As Jews, we recite, “Hinei ma tov u'ma na'im shevet achim gam yachad,” “Behold how good and pleasant it is when all people live together as one." (Psalm 133) For that to be a reality, no person should feel left out, including, individuals with hearing and vision disabilities. As Leviticus 19:14 teaches, "Do not curse a person who is deaf and do not place a stumbling block in front of a person who is blind."
So how do we begin to make our congregations more accessible to individuals with hearing and vision disabilities? There is no one-size-fits-all approach, but here is a list of practical options to consider.
- The Religious Action Center, as part of JDAIM 2021, encourages congregations to prioritize accessible tech, including screen readers, audio descriptions, Zoom captioning, and more. An important first step is for leadership to make this a formal commitment within the congregation. Without a culture of awareness and inclusion, change will be difficult and likely temporary.
- Form an accessible technology committee to further elevate this initiative and keep it alive. Individuals involved in prioritizing the action steps should reflect the affected groups. If necessary, reach out to organizations in the community, such as Centers for Independent Living, to ask for their input. Invite these individuals to serve on your committee, regardless of their faiths.
- Inventory what you are already doing and identify areas where quick fixes can be made.

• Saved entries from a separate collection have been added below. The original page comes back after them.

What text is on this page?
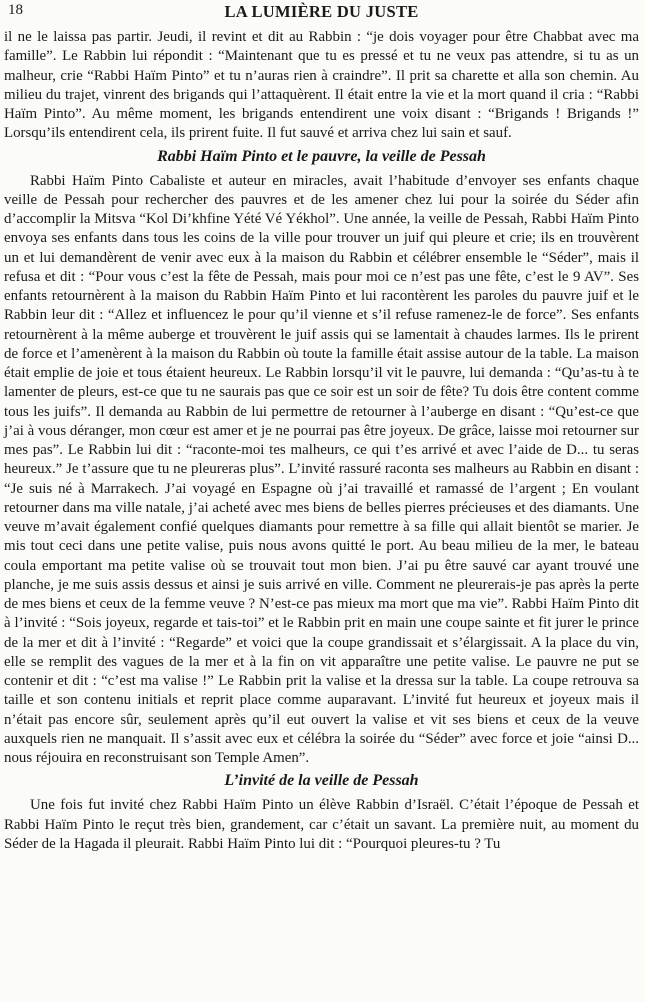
18	LA LUMIÈRE DU JUSTE

il ne le laissa pas partir. Jeudi, il revint et dit au Rabbin : “je dois voyager pour être Chabbat avec ma famille”. Le Rabbin lui répondit : “Maintenant que tu es pressé et tu ne veux pas attendre, si tu as un malheur, crie “Rabbi Haïm Pinto” et tu n’auras rien à craindre”. Il prit sa charette et alla son chemin. Au milieu du trajet, vinrent des brigands qui l’attaquèrent. Il était entre la vie et la mort quand il cria : “Rabbi Haïm Pinto”. Au même moment, les brigands entendirent une voix disant : “Brigands ! Brigands !” Lorsqu’ils entendirent cela, ils prirent fuite. Il fut sauvé et arriva chez lui sain et sauf.

Rabbi Haïm Pinto et le pauvre, la veille de Pessah

Rabbi Haïm Pinto Cabaliste et auteur en miracles, avait l’habitude d’envoyer ses enfants chaque veille de Pessah pour rechercher des pauvres et de les amener chez lui pour la soirée du Séder afin d’accomplir la Mitsva “Kol Di’khfine Yété Vé Yékhol”. Une année, la veille de Pessah, Rabbi Haïm Pinto envoya ses enfants dans tous les coins de la ville pour trouver un juif qui pleure et crie; ils en trouvèrent un et lui demandèrent de venir avec eux à la maison du Rabbin et célébrer ensemble le “Séder”, mais il refusa et dit : “Pour vous c’est la fête de Pessah, mais pour moi ce n’est pas une fête, c’est le 9 AV”. Ses enfants retournèrent à la maison du Rabbin Haïm Pinto et lui racontèrent les paroles du pauvre juif et le Rabbin leur dit : “Allez et influencez le pour qu’il vienne et s’il refuse ramenez-le de force”. Ses enfants retournèrent à la même auberge et trouvèrent le juif assis qui se lamentait à chaudes larmes. Ils le prirent de force et l’amenèrent à la maison du Rabbin où toute la famille était assise autour de la table. La maison était emplie de joie et tous étaient heureux. Le Rabbin lorsqu’il vit le pauvre, lui demanda : “Qu’as-tu à te lamenter de pleurs, est-ce que tu ne saurais pas que ce soir est un soir de fête? Tu dois être content comme tous les juifs”. Il demanda au Rabbin de lui permettre de retourner à l’auberge en disant : “Qu’est-ce que j’ai à vous déranger, mon cœur est amer et je ne pourrai pas être joyeux. De grâce, laisse moi retourner sur mes pas”. Le Rabbin lui dit : “raconte-moi tes malheurs, ce qui t’es arrivé et avec l’aide de D... tu seras heureux.” Je t’assure que tu ne pleureras plus”. L’invité rassuré raconta ses malheurs au Rabbin en disant : “Je suis né à Marrakech. J’ai voyagé en Espagne où j’ai travaillé et ramassé de l’argent ; En voulant retourner dans ma ville natale, j’ai acheté avec mes biens de belles pierres précieuses et des diamants. Une veuve m’avait également confié quelques diamants pour remettre à sa fille qui allait bientôt se marier. Je mis tout ceci dans une petite valise, puis nous avons quitté le port. Au beau milieu de la mer, le bateau coula emportant ma petite valise où se trouvait tout mon bien. J’ai pu être sauvé car ayant trouvé une planche, je me suis assis dessus et ainsi je suis arrivé en ville. Comment ne pleurerais-je pas après la perte de mes biens et ceux de la femme veuve ? N’est-ce pas mieux ma mort que ma vie”. Rabbi Haïm Pinto dit à l’invité : “Sois joyeux, regarde et tais-toi” et le Rabbin prit en main une coupe sainte et fit jurer le prince de la mer et dit à l’invité : “Regarde” et voici que la coupe grandissait et s’élargissait. A la place du vin, elle se remplit des vagues de la mer et à la fin on vit apparaître une petite valise. Le pauvre ne put se contenir et dit : “c’est ma valise !” Le Rabbin prit la valise et la dressa sur la table. La coupe retrouva sa taille et son contenu initials et reprit place comme auparavant. L’invité fut heureux et joyeux mais il n’était pas encore sûr, seulement après qu’il eut ouvert la valise et vit ses biens et ceux de la veuve auxquels rien ne manquait. Il s’assit avec eux et célébra la soirée du “Séder” avec force et joie “ainsi D... nous réjouira en reconstruisant son Temple Amen”.

L’invité de la veille de Pessah

Une fois fut invité chez Rabbi Haïm Pinto un élève Rabbin d’Israël. C’était l’époque de Pessah et Rabbi Haïm Pinto le reçut très bien, grandement, car c’était un savant. La première nuit, au moment du Séder de la Hagada il pleurait. Rabbi Haïm Pinto lui dit : “Pourquoi pleures-tu ? Tu
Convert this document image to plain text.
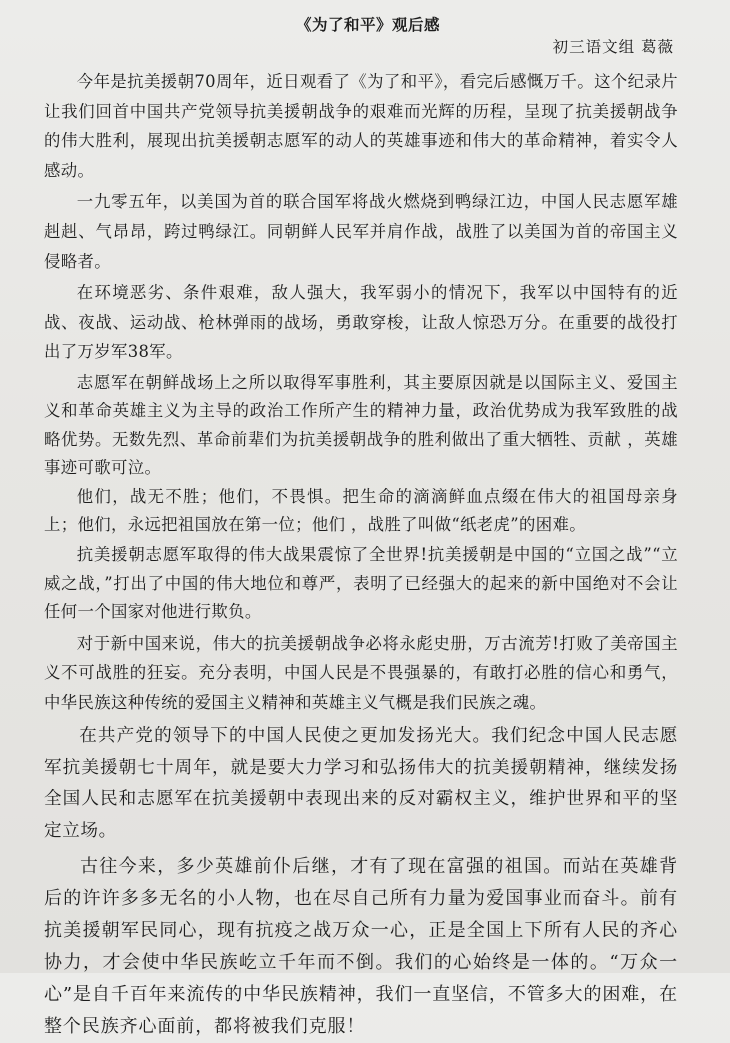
《为了和平》观后感
初三语文组 葛薇

今年是抗美援朝70周年，近日观看了《为了和平》，看完后感慨万千。这个纪录片让我们回首中国共产党领导抗美援朝战争的艰难而光辉的历程，呈现了抗美援朝战争的伟大胜利，展现出抗美援朝志愿军的动人的英雄事迹和伟大的革命精神，着实令人感动。

一九零五年，以美国为首的联合国军将战火燃烧到鸭绿江边，中国人民志愿军雄赳赳、气昂昂，跨过鸭绿江。同朝鲜人民军并肩作战，战胜了以美国为首的帝国主义侵略者。

在环境恶劣、条件艰难，敌人强大，我军弱小的情况下，我军以中国特有的近战、夜战、运动战、枪林弹雨的战场，勇敢穿梭，让敌人惊恐万分。在重要的战役打出了万岁军38军。

志愿军在朝鲜战场上之所以取得军事胜利，其主要原因就是以国际主义、爱国主义和革命英雄主义为主导的政治工作所产生的精神力量，政治优势成为我军致胜的战略优势。无数先烈、革命前辈们为抗美援朝战争的胜利做出了重大牺牲、贡献 ，英雄事迹可歌可泣。

他们，战无不胜；他们，不畏惧。把生命的滴滴鲜血点缀在伟大的祖国母亲身上；他们，永远把祖国放在第一位；他们 ，战胜了叫做“纸老虎”的困难。

抗美援朝志愿军取得的伟大战果震惊了全世界!抗美援朝是中国的“立国之战”“立威之战，”打出了中国的伟大地位和尊严，表明了已经强大的起来的新中国绝对不会让任何一个国家对他进行欺负。

对于新中国来说，伟大的抗美援朝战争必将永彪史册，万古流芳!打败了美帝国主义不可战胜的狂妄。充分表明，中国人民是不畏强暴的，有敢打必胜的信心和勇气，中华民族这种传统的爱国主义精神和英雄主义气概是我们民族之魂。

在共产党的领导下的中国人民使之更加发扬光大。我们纪念中国人民志愿军抗美援朝七十周年，就是要大力学习和弘扬伟大的抗美援朝精神，继续发扬全国人民和志愿军在抗美援朝中表现出来的反对霸权主义，维护世界和平的坚定立场。

古往今来，多少英雄前仆后继，才有了现在富强的祖国。而站在英雄背后的许许多多无名的小人物，也在尽自己所有力量为爱国事业而奋斗。前有抗美援朝军民同心，现有抗疫之战万众一心，正是全国上下所有人民的齐心协力，才会使中华民族屹立千年而不倒。我们的心始终是一体的。“万众一心”是自千百年来流传的中华民族精神，我们一直坚信，不管多大的困难，在整个民族齐心面前，都将被我们克服！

For instance, Shabbat services are repetitive; most prayer books are already available online, so the limited new content can be made available digitally in advance so individuals can use their screen readers or read the text during the sermon, announcements, and the like.
- Utilize experts in your congregation who have experience in delivering accessible content to individuals with hearing and visual disabilities.
- Solicit input from, or offer to contract your congregants who are blind/low vision or deaf/significant hearing loss to share steps they have taken on their own to make services accessible. For instance, my husband has some success using Google Live Transcribe and the captioning function on Google Meet. Evaluate how these success stories may integrate into your current technology platform.
- Avoid reinventing the wheel. Utilize available accessible technology guidance documents, such as the JDAIM Program Guide, recently written and produced by Shelley Christensen, MA. Also draw on the work of leadership organizations that are already undertaking assistive technology initiatives on the local or national level.
- Start integrating the importance of accessible technology into services in Jewish education. For example, a student’s “mitzvah project” might focus on any aspect of accessible technology, such as making celebrations more accessible. Religious school classes could raise money for assistive technology for the congregation; tech-savvy teens could be enlisted to help teach courses on how to effectively use technology related to livestreamed services.
Don’t be overwhelmed by the size of the undertaking. Remember, even small steps are a success.
During these times of illness and strife, religious worship is more needed than ever. Use JDAIM as a kickoff opportunity to begin to remove barriers, grow your congregation, and bring your words to life for all.